# Neue Graka für 3D Vision



## pasigroessenwahn (16. April 2012)

*Neue Graka für 3D Vision*

Moinsen!
Aaaalso ich hab z.Zt. in meinem PC zwei GTX 460 werkeln und Spiele jetzt sehr viel mit 3D Vision, läuft auch noch alles flüssig auf maximalen Einstellungen und Full HD. Außer (war klar) BF3! Da muss ich schon ordentlich runter drehen.
(Wenigstens läuft Skyrim auf volle Pulle )
Meine Frage ist jetzt welche/r Grafikkarte/Gafikkartenverbund(sli) ist fähig BF3 in Full HD auf Ultra mit 3d Vision flüssig darzustellen?
Mein System sonst:
i7 950
ASRock X58 Extreme3
6GB Ram
750Watt XFX Netzteil
Win 7 64bit
(kurz gesagt)
Evtl hat jemand ja ne gtx 680 oder gtx 570 2,5gb sli und kann mir seine Erfahrungen berichten...
Bin Dankbar für anmerkungen,
Gruß 
Pasi


----------



## Herbboy (16. April 2012)

Auf Ultra wäre ohne 3D mind eine GTX 580 nötig für um die 55 FPS. Für 50 FPS reicht eine GTX 570. Guckst Du auch hier Test: NVIDIA GeForce GTX 680 da sind werte für FullHD in 4x MSAA / 16x AF. Ich denke mal, dass das dann "Ultra" ist. Jetzt isses aber ja so: in 3D halbieren sich die FPS in etwa, und SLI schafft ja nicht die doppelten FPS von einer Karte, sondern deutlich weniger. Ich bin zwar nicht ganz sicher, aber das ist bei 3D doch dann SLI, was Du nutzt, oder? Das heißt: zwei GTX 570 haben nicht einfach 2x 50 = 100 FPS (bzw in 3D 50 FPS), sondern eher vermutlich 40 FPS maximal.

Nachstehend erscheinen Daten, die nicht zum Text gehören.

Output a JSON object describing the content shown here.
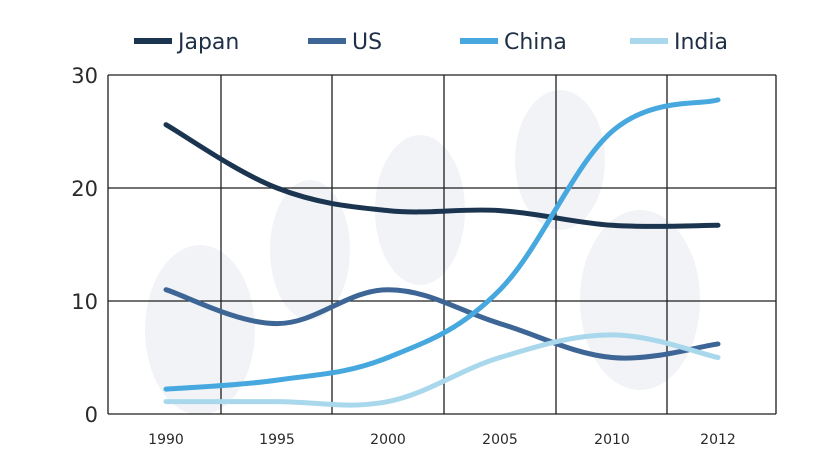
{
  "chart_data": {
    "type": "line",
    "x": [
      1990,
      1995,
      2000,
      2005,
      2010,
      2012
    ],
    "x_tick_labels": [
      "1990",
      "1995",
      "2000",
      "2005",
      "2010",
      "2012"
    ],
    "y_tick_labels": [
      "30",
      "20",
      "10",
      "0"
    ],
    "ylim": [
      0,
      30
    ],
    "grid": true,
    "legend_position": "top",
    "series": [
      {
        "name": "Japan",
        "color": "#1b3550",
        "values": [
          25.6,
          20,
          18,
          18,
          16.7,
          16.7
        ]
      },
      {
        "name": "US",
        "color": "#3d6696",
        "values": [
          11,
          8,
          11,
          8,
          5,
          6.2
        ]
      },
      {
        "name": "China",
        "color": "#46a8de",
        "values": [
          2.2,
          3,
          5,
          11,
          25,
          27.8
        ]
      },
      {
        "name": "India",
        "color": "#a9d8ec",
        "values": [
          1.1,
          1.1,
          1.1,
          5,
          7,
          5
        ]
      }
    ]
  }
}
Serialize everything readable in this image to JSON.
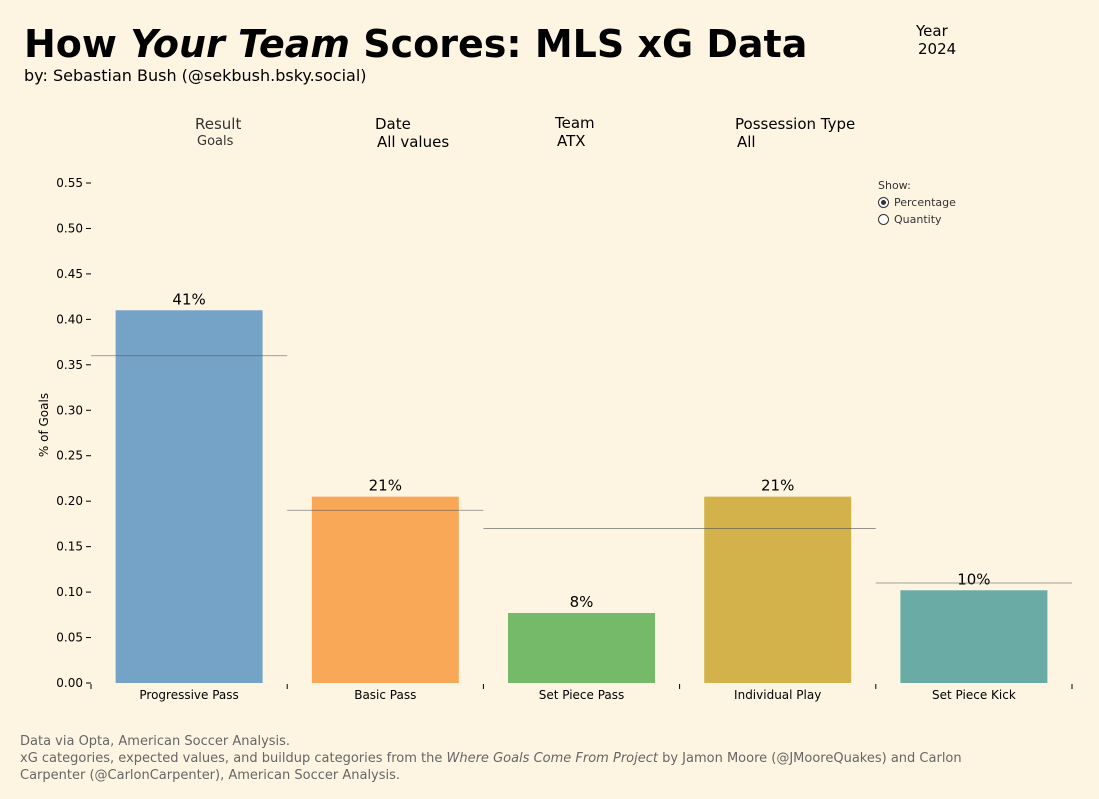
{
  "header": {
    "title_part1": "How ",
    "title_italic": "Your Team",
    "title_part2": "  Scores: MLS xG Data",
    "byline": "by: Sebastian Bush (@sekbush.bsky.social)"
  },
  "filters": {
    "year": {
      "label": "Year",
      "value": "2024"
    },
    "result": {
      "label": "Result",
      "value": "Goals"
    },
    "date": {
      "label": "Date",
      "value": "All values"
    },
    "team": {
      "label": "Team",
      "value": "ATX"
    },
    "possession": {
      "label": "Possession Type",
      "value": "All"
    }
  },
  "show_toggle": {
    "label": "Show:",
    "options": [
      "Percentage",
      "Quantity"
    ],
    "selected": "Percentage"
  },
  "chart_data": {
    "type": "bar",
    "ylabel": "% of Goals",
    "ylim": [
      0,
      0.55
    ],
    "yticks": [
      0.0,
      0.05,
      0.1,
      0.15,
      0.2,
      0.25,
      0.3,
      0.35,
      0.4,
      0.45,
      0.5,
      0.55
    ],
    "categories": [
      "Progressive Pass",
      "Basic Pass",
      "Set Piece Pass",
      "Individual Play",
      "Set Piece Kick"
    ],
    "values": [
      0.41,
      0.205,
      0.077,
      0.205,
      0.102
    ],
    "labels": [
      "41%",
      "21%",
      "8%",
      "21%",
      "10%"
    ],
    "colors": [
      "#75a3c8",
      "#f9a857",
      "#75ba68",
      "#d3b24b",
      "#6aaba6"
    ],
    "reference_lines": [
      {
        "from": 0,
        "to": 0,
        "value": 0.36
      },
      {
        "from": 1,
        "to": 1,
        "value": 0.19
      },
      {
        "from": 2,
        "to": 3,
        "value": 0.17
      },
      {
        "from": 4,
        "to": 4,
        "value": 0.11
      }
    ]
  },
  "footer": {
    "line1": "Data via Opta, American Soccer Analysis.",
    "line2_a": "xG categories, expected values, and buildup categories from the ",
    "line2_italic": "Where Goals Come From Project",
    "line2_b": " by Jamon Moore (@JMooreQuakes) and Carlon",
    "line3": "Carpenter (@CarlonCarpenter), American Soccer Analysis."
  }
}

Und das bringt mich zu meinem Rat: EINE GTX 680 schafft 80 FPS (siehe gleicher Link wie oben), und weil das kein SLI ist sind es in 3D dann 40FPS wie es auch bei zwei GTX 570 zu erwarten wäre. Vom Preis her kostet eine GTX 680 auch in etwa so viel wie zwei GTX 570, eventuell ein paar Euro mehr, ABER die GTX 680 verbraucht nicht mehr Strom als EINE GTX 570. Daher würd ich eher eine GTX 680 nehmen. Im Idle hättest Du schon 25 Watt mehr, nur weil eine zweite GTX 570 eingebaut ist - ich weiß zwar nicht, wie lange pro Tag Dein PC an ist, aber das kann am Ende dann schon merkbar sein bei der Stromrechnung.


----------



## pasigroessenwahn (16. April 2012)

Hey danke für die schnelle antwort, seh ich auch so  ne GTX 680 ist warsch. Die bessere Lösung. Ausserdem kann ich später immernoch auf SLI aufrüsten..... Da wäre aber auch gleich die nächste Frage : soll ich lieber gleich ne  GTX 680 mit  4gb nehmen? Wegen dem  SLI später oder  da diese extrem teuer sind ne normale? Ach und wenn mal jemand nen 3d Vision benchmark findet, immer her damit....        Gruß


----------



## Herbboy (16. April 2012)

Also, ich kann mir nicht vorstellen, dass man mit "nur" 2 oder 3GB mal in Probleme kommen wird. In Deinem Fall geht es ja zudem nur um 3D und nicht um eine riesige Auflösung, bei der das Thema RAM viel eher ein Thema wäre, da die Karte dort mehr/größere Texturen gleichzeitig nutzen muss.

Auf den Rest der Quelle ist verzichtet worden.